Long COVID is a health and economic concern

There is timely attention on ‘exit ramps’ as COVID-19 cases dwindle and a weary public yearns for pandemic exits two years into the crisis.

But as the transition to a new normal gathers pace, it is vitally important to recognize this reality and prepare for it: the road ahead is far from easy for a significant number of survivors. to this viral disease but who still suffer from serious sequelae.

Solutions and the political collaboration to implement them are essential at the state and federal levels. In Minnesota, legislative action is imperative to help those affected and understand the potential impacts on the state’s workforce and economy. It is essential to start this session well in the face of this multifaceted challenge.

Long COVID is the working name given to the little-understood constellation of persistent symptoms after infection. This includes life-altering fatigue, breathing difficulties, cognitive impairment, heart problems, sleep disturbances, anxiety, and depression.

Imagine working or trying to take care of a family – or both – while feeling so far out of sync.
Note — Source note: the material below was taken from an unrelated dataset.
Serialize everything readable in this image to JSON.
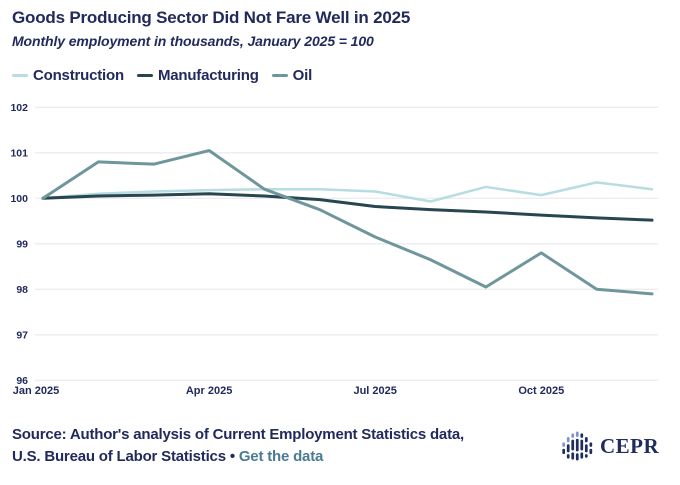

Now consider the recent testimony of a Mayo Clinic physician before a Minnesota legislative committee.

A “conservative estimate” is that about 10% of those infected will suffer from long COVID symptoms, according to Dr Greg Vanichkachorn, an occupational medicine specialist from Mayo who studies the long-term health effects of COVID. vanichkachorn testified earlier this month before Minnesota House’s Finance and Health Policy Committee.

The doctor’s calculations show the extent of the problem. When he addressed lawmakers, 74.3 million cases of COVID had been reported in the United States. This translates to 7.4 million long-distance cases nationwide. Of that subgroup, Vanichkachorn said about 2.2 million people will not be able to return to work.

That’s a lot of people who will need ongoing care. Currently, there are a limited number of medical centers in Minnesota and elsewhere offering extended COVID programs. Waiting lists are common and patients can take several months to enter.

The number of those who are too sick to work is also sobering. It sheds light on a potential cause of the current labor shortages and suggests it may be an ongoing problem.

Long COVID “is not only a challenge for health care, but also a challenge for our society and our economy,” Vanichkachorn said.

Since COVID has long been an emerging disease, statistics remain elusive on how many people in Minnesota have been diagnosed with it. “Tracking Long COVID continues to be challenging as there is no agreed case definition yet,” said Kate Murray, MDH Program Manager for Long COVID. “There was no official diagnosis code for providers before July 2021, and it is still not used consistently.”

One of the first obvious remedies is to close this surprising gap in incidence and prevalence. But much more is needed. Gov. Tim Walz’s push for related funding is a laudable first step. Waltz supplementary budget recommends “an investment to understand the impact of long COVID in Minnesota” and is requesting $2.7 million for the current biennium and $7.4 million in 2024-25.

Goals include raising awareness about long COVID and developing “tools and resources” for patients, their families and their healthcare providers. The measures would also include statewide guidance for diagnosis, treatment and care. We would add one area to focus on: the long potential of COVID to have thousands of new Minnesotans in need of services provided by public disability programs.

State investment is needed, especially as Congress is making little progress on legislation to bolster the country’s long COVID response.

“We currently have CDC funding through June 2023 to begin tracking COVID long-term, but nothing long-term. We need to track COVID-19 long-term, and the budget proposal includes funds for the done in partnership with stakeholders,” MDH’s Murray said in an email.

She continued, “Minnesota is currently the only state that is proactively and deliberately trying to establish a lengthy COVID public health program at this time.”

Vanichkachorn’s legislative testimony caught the attention of Minnesota House members. A similar long COVID spotlight is needed in the State Senate. The Star Tribune editorial board urges Senator Paul Utke, R-Park Rapids, to bring this doctor Mayo or other longtime COVID experts to testify before members of this chamber. Utke is the new president of the Health and social services finance and policy Committee.

Compassionate and energetic collaboration on the long COVID is needed and would reflect well on Utke as he steps into this important health leadership role.